Cernuda y su batalla contra el olvido

El 120 aniversario del nacimiento pone en discusión cómo recordar a este poeta que murió en el exilio en México.

   Este aniversario se cumple el 21 de septiembre de 2022 y la publicación Mundo Obrero sostiene, en un artículo de Felipe Alcaraz Masats, que había aprestos para homenajearlo en Sevilla, su ciudad natal, de la que Luis Cernuda se marchó en 1928 y a la que nunca regresó.

   En efecto, tras publicar en 1927 su primer libro, “Perfil del aire”, y después de asistir a los actos en el Ateneo de Sevilla por el tercer centenario de la muerte de Luis de Góngora, un hito en la conformación del grupo conocido como Generación del 27, Luis Cernuda se fue a Madrid cuando contaba 26 años.

   En la capital se relacionó con Vicente Aleixandre y Federico García Lorca, entre otros creadores, y tuvo una experiencia amorosa frustrada con el actor Serafín Fernández Ferro, tema que se refleja en algunos de sus poemas. Publicó su primera antología en 1936, en vísperas de la Guerra Civil, con el título “La realidad y el deseo”.

   Ante el asesinato de Federico García Lorca, en 1936, publicó “A un poeta muerto” y, al año siguiente, participó del Segundo Congreso de Intelectuales Antifascistas, donde conoció a Octavio Paz y Elena Garro, con quienes volvió a tomar contacto al exiliarse en México, tras períodos en el Reino Unido y en Estados Unidos.

   Mundo Obrero, órgano del Partido Comunista de España, publicó que con vistas al 120 aniversario de su nacimiento, se preparaba en Sevilla una recordación con una óptica “positiva”, lo que acomoda esa calificación con “la presentación de una imagen asequible, cómoda, producto en todo caso de la melancolía y el olvido abstracto”.

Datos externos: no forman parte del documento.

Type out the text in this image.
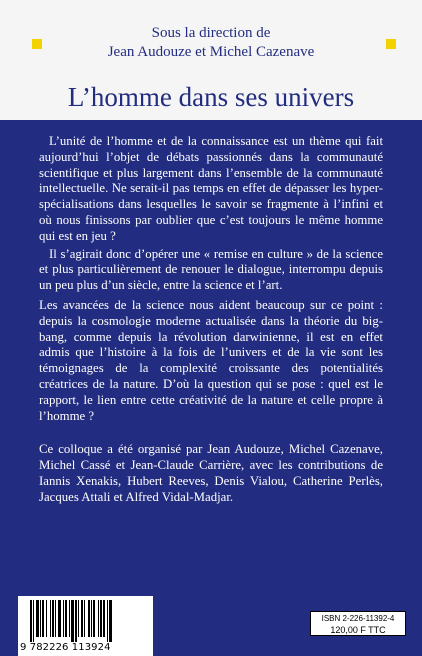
Sous la direction de
Jean Audouze et Michel Cazenave
L’homme dans ses univers

L’unité de l’homme et de la connaissance est un thème qui fait aujourd’hui l’objet de débats passionnés dans la communauté scientifique et plus largement dans l’ensemble de la communauté intellectuelle. Ne serait-il pas temps en effet de dépasser les hyper-spécialisations dans lesquelles le savoir se fragmente à l’infini et où nous finissons par oublier que c’est toujours le même homme qui est en jeu ?

Il s’agirait donc d’opérer une « remise en culture » de la science et plus particulièrement de renouer le dialogue, interrompu depuis un peu plus d’un siècle, entre la science et l’art.

Les avancées de la science nous aident beaucoup sur ce point : depuis la cosmologie moderne actualisée dans la théorie du big-bang, comme depuis la révolution darwinienne, il est en effet admis que l’histoire à la fois de l’univers et de la vie sont les témoignages de la complexité croissante des potentialités créatrices de la nature. D’où la question qui se pose : quel est le rapport, le lien entre cette créativité de la nature et celle propre à l’homme ?

Ce colloque a été organisé par Jean Audouze, Michel Cazenave, Michel Cassé et Jean-Claude Carrière, avec les contributions de Iannis Xenakis, Hubert Reeves, Denis Vialou, Catherine Perlès, Jacques Attali et Alfred Vidal-Madjar.

9 782226 113924
ISBN 2-226-11392-4
120,00 F TTC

   Pero “todo era muy concreto” en Cernuda, prosigue, como “los fantasmas académicos y políticos que lo hicieron abandonar Sevilla y, más allá, España, en 1938, para convertirse en un exiliado profundo”.

   “Otros muchos regresaron, a veces a regañadientes (Max Aub pronunció aquella frase terrorífica al ver el estado de desmemoria y liquidación: ‘He venido, pero no he vuelto’), pero él no aceptó las propuestas que se le hicieron, respondiendo de forma desabrida, como lo hizo en 1962 a la petición de Salvador Moreno: ‘No he pensado jamás, ni pienso, en volver por ahí. Good riddance!’”

   Es la postura que se expresa también, dice el artículo, en el poema “Díptico español”, en el que dice: “La real para ti no es esa España obscena y deprimente/ en la que regentea hoy la canalla”.

   En el exilio en México, dice el texto en Mundo Obrero, Cernuda escribe “dos de sus libros concluyentes, en los que confirma sus demonios y no acepta las palmadas amistosas de un final feliz que lo redimiría de tanta soledad y olvido programado por otros”. Esas obras son “Memorial de un libro” y “Desolación de la quimera”.

   Tras recordar los períodos transcurridos en Madrid y en las sucesivas etapas del exilio, Alcaraz Masats menciona al que quizás fue el último poema de Cernuda, “A sus paisanos”, en el que volcó “todo su dolor y su ira sedimentada, ira y renegación”. Es que “vuelve a romper” con esos paisanos, a quienes “acusa incluso de haber creado la leyenda dura que ha arrastrado durante toda su vida, como un personaje extraño, descolgado de la simpatía del mundo”.

   Tras reproducir algunos versos, el artículo expresa que “quizás habría que reconocer que una de las tragedias íntimas de Cernuda es no saber perdonar, no poder, sobre todo cuando sus paisanos siguen dispuestos a herir y a programar el olvido del poeta. Por eso él se prepara para la batalla definitiva contra el olvido con la mejor arma que tiene: la poesía”.